Classical economics, which had nearly vanished after the 1930s, was revived and much improved in the late 1960s and 1970s by thinkers such as Robert Mundell (1999 Nobel Laureate), Arthur Laffer and others. However, the classical tradition of economic thinking goes far back into time. Contemporary classical economics builds upon the great successes of Adam Smith, David Ricardo, Jean-Baptiste Say, John Stuart Mill and Ludwig Von Mises. The classical perspective has probably been around, in one form or another, since humans began to form societies sophisticated enough to be said to have an “economy.” The economic writings of Confucius and Lao-Tzu are fundamentally classical in their viewpoint (both recommend low taxes, a market economy, and minimal government intervention).

Statism has been in decline ever since the worldwide “Supply-Side Revolution” of the 1980s reaffirmed the superior potential of market capitalism. However, contemporary economic thinking everywhere remains mired in the fallacies that were resurrected in response to the failures of the 1930s. Even “neo-liberal” or “conservative” schools of economic thinking, such as the Monetarists or even today’s so-called Austrians (we call them the “Rothbardians”) have not really rediscovered the great truths of the classical economists, much less grasped the more recent – and vastly important – innovations in the classical school. Alas, many, maybe most, of those who call themselves “supply-siders” have drifted into monetarist quantity theory, the fallacies of which have been exposed by classical economists literally for centuries. So perhaps it would even be best not to say that we are “supply-siders,” whatever that may mean to most people today, but simply to reaffirm our commitment to the most sophisticated, advanced, and fundamentally correct economics of any form, which happens to be solidly within the classical tradition.

What does all this mean? We believe that we provide the most insightful economic commentary available in the world today. This does not guarantee a succession of perfect market calls, but it does, we believe, give investors an advantage that can be significant.

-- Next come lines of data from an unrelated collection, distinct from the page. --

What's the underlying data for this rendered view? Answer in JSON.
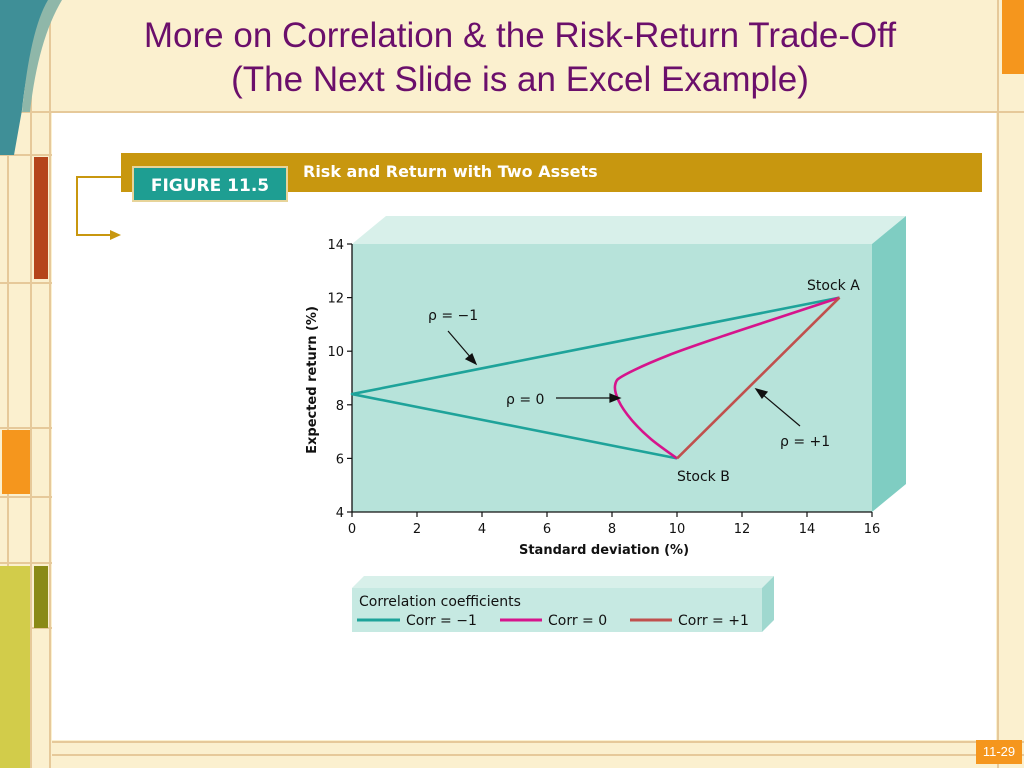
{
  "slide": {
    "title_line1": "More on Correlation & the Risk-Return Trade-Off",
    "title_line2": "(The Next Slide is an Excel Example)",
    "page_number": "11-29"
  },
  "colors": {
    "background": "#fbf0cf",
    "title": "#6b0f6b",
    "figure_bar": "#c8970f",
    "figure_label": "#1e9e92",
    "plot_bg": "#b7e3da",
    "corr_neg1": "#1ea39a",
    "corr_0": "#d6148c",
    "corr_pos1": "#c0504d",
    "page_badge": "#f5961d"
  },
  "figure": {
    "label": "FIGURE 11.5",
    "caption": "Risk and Return with Two Assets"
  },
  "chart_data": {
    "type": "line",
    "xlabel": "Standard deviation (%)",
    "ylabel": "Expected return (%)",
    "xlim": [
      0,
      16
    ],
    "ylim": [
      4,
      14
    ],
    "x_ticks": [
      0,
      2,
      4,
      6,
      8,
      10,
      12,
      14,
      16
    ],
    "y_ticks": [
      4,
      6,
      8,
      10,
      12,
      14
    ],
    "series": [
      {
        "name": "Corr = −1",
        "points": [
          [
            15,
            12
          ],
          [
            0,
            8.4
          ],
          [
            10,
            6
          ]
        ]
      },
      {
        "name": "Corr = 0",
        "points": [
          [
            15,
            12
          ],
          [
            13.2,
            11.28
          ],
          [
            11.4,
            10.56
          ],
          [
            9.72,
            9.84
          ],
          [
            8.4,
            9.12
          ],
          [
            8.1,
            8.76
          ],
          [
            8.2,
            8.16
          ],
          [
            8.6,
            7.44
          ],
          [
            9.2,
            6.72
          ],
          [
            10,
            6
          ]
        ]
      },
      {
        "name": "Corr = +1",
        "points": [
          [
            10,
            6
          ],
          [
            15,
            12
          ]
        ]
      }
    ],
    "annotations": {
      "stock_a": "Stock A",
      "stock_b": "Stock B",
      "rho_neg1": "ρ = −1",
      "rho_0": "ρ = 0",
      "rho_pos1": "ρ = +1"
    },
    "legend": {
      "title": "Correlation coefficients",
      "position": "bottom",
      "entries": [
        "Corr = −1",
        "Corr = 0",
        "Corr = +1"
      ]
    },
    "grid": false
  }
}
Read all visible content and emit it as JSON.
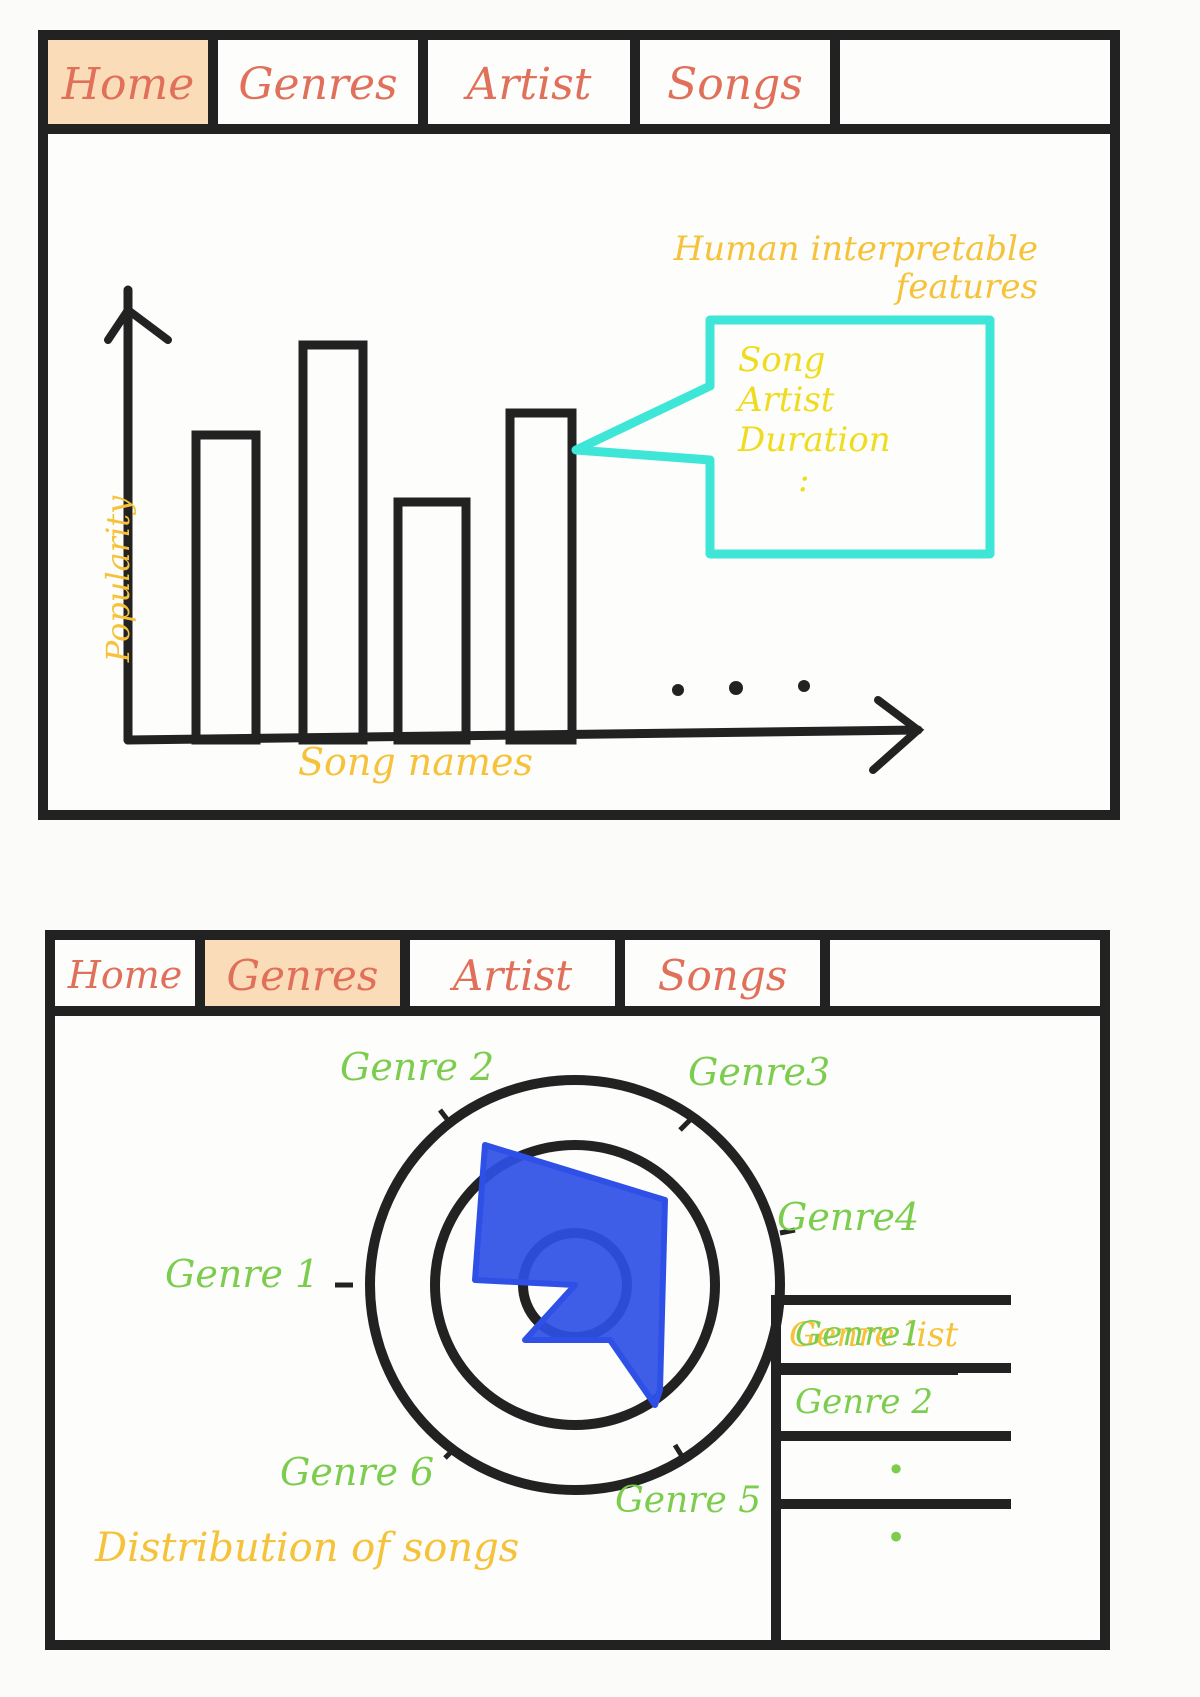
{
  "wireframe_home": {
    "tabs": [
      {
        "label": "Home",
        "active": true
      },
      {
        "label": "Genres",
        "active": false
      },
      {
        "label": "Artist",
        "active": false
      },
      {
        "label": "Songs",
        "active": false
      }
    ],
    "annotation": "Human interpretable features",
    "annotation_line1": "Human interpretable",
    "annotation_line2": "features",
    "tooltip_lines": [
      "Song",
      "Artist",
      "Duration",
      ":"
    ],
    "ylabel": "Popularity",
    "xlabel": "Song names",
    "ellipsis": ". . ."
  },
  "wireframe_genres": {
    "tabs": [
      {
        "label": "Home",
        "active": false
      },
      {
        "label": "Genres",
        "active": true
      },
      {
        "label": "Artist",
        "active": false
      },
      {
        "label": "Songs",
        "active": false
      }
    ],
    "radar_axes": [
      "Genre 1",
      "Genre 2",
      "Genre3",
      "Genre4",
      "Genre 5",
      "Genre 6"
    ],
    "caption": "Distribution of songs",
    "genre_list": {
      "title": "Genre list",
      "items": [
        "Genre1",
        "Genre 2",
        "•",
        "•"
      ]
    }
  },
  "colors": {
    "outline": "#222222",
    "tab_text": "#e0705a",
    "tab_active_bg": "#fbdcb8",
    "annotation_yellow": "#f5c23a",
    "genre_green": "#7ccd4e",
    "tooltip_cyan": "#3ee6d8",
    "radar_fill": "#2f50e6"
  },
  "chart_data": {
    "type": "bar",
    "categories": [],
    "values": [],
    "xlabel": "Song names",
    "ylabel": "Popularity",
    "note": "sketch bars, no numeric scale"
  }
}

Classical economics is almost completely neglected by universities today, where professors continue to parrot endless variations on flawed monetarist and Keynesian themes. Those with further interest will be richly rewarded by perusing the great works of classical economics, including Adam Smith’s The Wealth of Nations, David Ricardo’s Principles of Political Economy and Taxation, Jean-Baptiste Say’s Treatise on Political Economy, John Stuart Mill’s Principles of Political Economy, and Ludwig Von Mises’ Theory of Money and Credit and Human Action.